Per avvicinarci ai modelli che vediamo oggi si è dovuto aspettare qualche anno: nel 1927 fu presentato un primo brevetto alla camera di commercio, seguito nel 1936 da quello per il metodo detto “rubinetto a stantuffo per macchina da caffè espresso”, la macchina diffusa in tutto il mondo.

Cimbali, Faema, Rancilio, Gaggia sono tra i produttori più famosi, tutti originari di Milano.

I baristi milanesi, grazie alla tecnologia delle macchine di ultima generazione, riescono a smazzare un numero impressionante di tazzine a velocità supersonica, e lo fanno riuscendo tenere a mente le infinite variabili, accresciutesi nel corso degli anni.

Le combinazioni, bisogna dirlo, vanno dal classico al ridicolo.

Non basta più ordinare un caffè, bisogna aggiungere normale per distinguerlo dal lungo, dal ristretto, dal macchiato (caldo o freddo, con latte a parte), dal decaffeinato, dal marocchino, dallo schiumato, dall’americano (con acqua calda a parte), dal Montecarlo (con un ciuffo di panna montata) dallo shakerato gelato (con o senza vanilla), dal caffè freddo.

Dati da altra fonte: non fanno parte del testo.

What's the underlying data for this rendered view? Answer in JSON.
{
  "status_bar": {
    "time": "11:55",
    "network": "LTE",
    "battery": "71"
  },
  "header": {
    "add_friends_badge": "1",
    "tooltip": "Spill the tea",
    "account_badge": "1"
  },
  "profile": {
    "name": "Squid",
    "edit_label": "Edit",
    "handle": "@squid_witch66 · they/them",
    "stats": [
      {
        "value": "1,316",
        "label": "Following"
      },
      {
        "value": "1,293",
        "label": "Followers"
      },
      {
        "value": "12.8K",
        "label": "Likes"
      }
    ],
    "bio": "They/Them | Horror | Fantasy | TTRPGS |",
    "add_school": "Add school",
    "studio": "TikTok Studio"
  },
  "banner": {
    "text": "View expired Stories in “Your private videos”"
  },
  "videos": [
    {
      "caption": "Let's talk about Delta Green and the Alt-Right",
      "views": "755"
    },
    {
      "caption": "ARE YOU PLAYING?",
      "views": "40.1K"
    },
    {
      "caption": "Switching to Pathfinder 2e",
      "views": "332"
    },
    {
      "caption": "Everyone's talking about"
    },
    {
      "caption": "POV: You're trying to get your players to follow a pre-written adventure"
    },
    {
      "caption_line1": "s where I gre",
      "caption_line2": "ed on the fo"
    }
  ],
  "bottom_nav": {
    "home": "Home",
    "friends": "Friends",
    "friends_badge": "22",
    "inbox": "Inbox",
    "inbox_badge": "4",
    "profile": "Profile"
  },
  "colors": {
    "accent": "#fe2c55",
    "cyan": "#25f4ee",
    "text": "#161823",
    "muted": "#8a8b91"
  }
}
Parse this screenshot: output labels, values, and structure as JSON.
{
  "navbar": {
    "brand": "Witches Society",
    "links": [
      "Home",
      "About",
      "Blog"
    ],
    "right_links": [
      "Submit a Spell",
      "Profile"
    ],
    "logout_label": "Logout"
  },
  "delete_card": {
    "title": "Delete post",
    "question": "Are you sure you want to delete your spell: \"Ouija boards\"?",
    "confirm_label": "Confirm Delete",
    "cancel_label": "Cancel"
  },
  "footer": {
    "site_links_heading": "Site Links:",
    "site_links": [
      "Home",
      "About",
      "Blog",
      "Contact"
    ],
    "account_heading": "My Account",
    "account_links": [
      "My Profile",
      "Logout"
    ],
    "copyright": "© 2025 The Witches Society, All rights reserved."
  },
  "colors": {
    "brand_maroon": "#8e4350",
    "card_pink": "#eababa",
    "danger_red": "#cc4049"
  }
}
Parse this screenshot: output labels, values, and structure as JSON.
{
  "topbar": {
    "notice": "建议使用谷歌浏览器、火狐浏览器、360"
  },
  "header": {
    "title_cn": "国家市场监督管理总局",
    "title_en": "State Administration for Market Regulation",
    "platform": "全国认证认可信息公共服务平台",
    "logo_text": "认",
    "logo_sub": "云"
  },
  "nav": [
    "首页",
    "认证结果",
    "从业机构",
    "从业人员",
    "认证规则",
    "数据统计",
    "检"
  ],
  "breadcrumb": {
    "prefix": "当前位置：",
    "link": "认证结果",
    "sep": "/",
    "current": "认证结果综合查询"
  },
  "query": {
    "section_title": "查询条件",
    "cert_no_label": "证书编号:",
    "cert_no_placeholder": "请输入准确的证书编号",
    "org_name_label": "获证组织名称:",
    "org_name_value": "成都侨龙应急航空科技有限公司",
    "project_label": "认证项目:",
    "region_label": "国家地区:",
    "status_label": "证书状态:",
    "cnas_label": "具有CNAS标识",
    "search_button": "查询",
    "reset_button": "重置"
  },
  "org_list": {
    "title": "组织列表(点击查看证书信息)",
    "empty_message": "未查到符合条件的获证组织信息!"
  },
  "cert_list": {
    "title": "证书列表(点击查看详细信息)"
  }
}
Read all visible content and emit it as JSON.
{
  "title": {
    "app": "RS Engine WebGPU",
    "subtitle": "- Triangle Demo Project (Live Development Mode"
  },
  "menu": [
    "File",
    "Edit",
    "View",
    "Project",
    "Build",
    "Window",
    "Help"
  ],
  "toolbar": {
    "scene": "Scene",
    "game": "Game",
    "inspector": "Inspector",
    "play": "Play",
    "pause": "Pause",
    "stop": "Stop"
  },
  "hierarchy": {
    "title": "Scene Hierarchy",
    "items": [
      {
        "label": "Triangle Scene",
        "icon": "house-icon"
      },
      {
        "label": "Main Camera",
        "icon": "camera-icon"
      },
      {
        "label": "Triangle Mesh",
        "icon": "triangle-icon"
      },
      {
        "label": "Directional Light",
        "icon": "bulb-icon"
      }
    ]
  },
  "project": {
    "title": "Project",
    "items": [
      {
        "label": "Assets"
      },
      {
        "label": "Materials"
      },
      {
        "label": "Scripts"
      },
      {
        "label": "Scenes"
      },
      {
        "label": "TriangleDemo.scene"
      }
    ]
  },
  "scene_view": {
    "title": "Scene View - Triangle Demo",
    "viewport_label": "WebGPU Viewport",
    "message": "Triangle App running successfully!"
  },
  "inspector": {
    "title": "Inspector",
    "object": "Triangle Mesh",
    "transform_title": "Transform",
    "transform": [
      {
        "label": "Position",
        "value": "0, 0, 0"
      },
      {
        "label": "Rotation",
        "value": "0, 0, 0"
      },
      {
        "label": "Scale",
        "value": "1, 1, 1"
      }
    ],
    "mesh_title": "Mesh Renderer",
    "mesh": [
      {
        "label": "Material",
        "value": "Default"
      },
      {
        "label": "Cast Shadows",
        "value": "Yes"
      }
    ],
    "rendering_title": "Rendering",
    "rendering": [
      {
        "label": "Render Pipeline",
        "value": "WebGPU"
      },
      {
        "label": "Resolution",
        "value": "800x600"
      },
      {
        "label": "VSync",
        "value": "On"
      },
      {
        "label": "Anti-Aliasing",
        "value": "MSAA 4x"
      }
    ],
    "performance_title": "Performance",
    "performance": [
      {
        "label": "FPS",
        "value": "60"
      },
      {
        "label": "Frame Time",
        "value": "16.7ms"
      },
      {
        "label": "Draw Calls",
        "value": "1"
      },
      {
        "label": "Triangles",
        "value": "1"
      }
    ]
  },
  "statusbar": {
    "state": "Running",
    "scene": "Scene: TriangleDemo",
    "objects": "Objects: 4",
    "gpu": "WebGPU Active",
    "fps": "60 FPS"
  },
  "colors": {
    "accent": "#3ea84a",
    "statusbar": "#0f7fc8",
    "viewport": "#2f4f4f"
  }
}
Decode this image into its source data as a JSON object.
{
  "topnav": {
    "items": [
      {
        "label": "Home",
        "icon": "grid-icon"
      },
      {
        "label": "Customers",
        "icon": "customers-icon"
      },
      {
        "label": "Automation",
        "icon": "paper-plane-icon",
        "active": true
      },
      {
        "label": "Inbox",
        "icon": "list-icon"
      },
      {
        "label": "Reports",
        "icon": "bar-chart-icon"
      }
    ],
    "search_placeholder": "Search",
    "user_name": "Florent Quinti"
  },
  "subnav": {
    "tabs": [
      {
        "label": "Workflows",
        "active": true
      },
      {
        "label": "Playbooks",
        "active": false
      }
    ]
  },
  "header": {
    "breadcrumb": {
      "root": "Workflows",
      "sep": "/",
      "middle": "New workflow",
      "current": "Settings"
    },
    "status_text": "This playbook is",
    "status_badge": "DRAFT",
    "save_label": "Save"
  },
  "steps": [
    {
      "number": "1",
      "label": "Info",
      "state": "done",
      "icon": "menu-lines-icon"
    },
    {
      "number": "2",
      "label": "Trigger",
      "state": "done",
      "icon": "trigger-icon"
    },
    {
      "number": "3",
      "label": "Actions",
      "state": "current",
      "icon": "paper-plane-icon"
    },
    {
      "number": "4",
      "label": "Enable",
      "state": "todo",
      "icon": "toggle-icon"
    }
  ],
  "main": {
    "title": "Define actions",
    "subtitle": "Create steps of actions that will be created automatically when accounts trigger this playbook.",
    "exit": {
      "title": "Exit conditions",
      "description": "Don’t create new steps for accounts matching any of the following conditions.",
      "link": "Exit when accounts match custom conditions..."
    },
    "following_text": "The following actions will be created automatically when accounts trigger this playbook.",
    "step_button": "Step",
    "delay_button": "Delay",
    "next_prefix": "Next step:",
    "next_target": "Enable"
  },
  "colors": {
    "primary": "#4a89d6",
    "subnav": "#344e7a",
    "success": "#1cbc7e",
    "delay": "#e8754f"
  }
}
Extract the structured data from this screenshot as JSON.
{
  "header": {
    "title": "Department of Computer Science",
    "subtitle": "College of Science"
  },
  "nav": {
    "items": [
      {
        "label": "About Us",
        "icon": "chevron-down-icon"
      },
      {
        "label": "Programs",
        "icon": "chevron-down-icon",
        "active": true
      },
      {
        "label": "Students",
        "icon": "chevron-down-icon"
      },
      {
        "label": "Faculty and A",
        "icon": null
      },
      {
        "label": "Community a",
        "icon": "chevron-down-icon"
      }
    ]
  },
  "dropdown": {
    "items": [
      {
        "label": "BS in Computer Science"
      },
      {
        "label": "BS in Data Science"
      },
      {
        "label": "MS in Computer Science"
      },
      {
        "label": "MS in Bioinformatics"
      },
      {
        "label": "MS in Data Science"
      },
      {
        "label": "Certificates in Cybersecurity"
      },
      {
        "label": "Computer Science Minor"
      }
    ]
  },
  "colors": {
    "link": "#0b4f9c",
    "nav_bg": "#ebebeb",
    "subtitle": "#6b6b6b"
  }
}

Le variazioni sul classico come si vede sono già moltissime (in alcuni bar ci viene anche chiesto il tipo di miscela, arabica, robusta, blended?

Il cappuccio (a Milano c’è qualcuno che lo chiama cappuccino?) invece si propone con cacao, con cannella, tiepido, poca/tanta/senza schiuma, freddo, per passare al latte macchiato (addirittura troppo semplice nella sua solitudine).

A questo menù si sono aggiunte le varianti al caffè stesso come l’orzo, il ginseng o le alternative del latte: mandorla, avena, soia, etc.

Infine, c’è il capitolo recipienti, in tazza grande, piccola, calda, fredda (giusta, come direbbe il Signor G.), al vetro. Per chiudere con zucchero di canna, bianco, miele, dolcificante (la stevia è l’ultima novità). Parafrasando Tom Hanks in C’è posta per te, ordinando al bar possiamo migliorare la consapevolezza di noi stessi perché per 1,20 euro abbiamo la possibilità di prendere un gran numero di decisioni.

E tutto questo anche senza passare da Starbucks (a Milano c’è quello più grande d’Europa in piazza Cordusio),

Il caffè espresso dovrebbe mantenere sempre la sua semplicità, ed essere schietto, vero, tonico.

Un’altra proprietà del caffè è quella di essere un’unità di misura: la quantità di miscela in chicchi consumata nel corso di una giornata determina se un bar è di successo o meno.

Il tè è un altro piacere per il naso. Se siete appassionati e se volete provare qualcosa di speciale, e magari accoppiare una tazza di Lapsang Souchong a un buon libro, non potete non andare da Bibliothe & Co in via Dezza. L’esperienza vale una visita.

Sempre sentendoci un po’ segugi, rischiamo di andare in tilt quando passiamo vicino alle innumerevoli pasticcerie meneghine, soprattutto nel periodo in cui fanno il panettone.

Il profumo dell’impasto che cuoce dentro i forni è irresistibile, ma ancora non è niente.

Il buono arriva appena dopo aver tagliato la prima fetta, in quel momento possiamo aspirare (sia in senso respiratorio sia in quello di raggiungimento di qualcosa di veramente speciale) al massimo. Come durante una spirometria l’aroma si schianta nel nostro impianto olfattivo, e ci fa naufragare dolcemente in un mare d’oro, profumato di uvette e canditi. Irresistibile.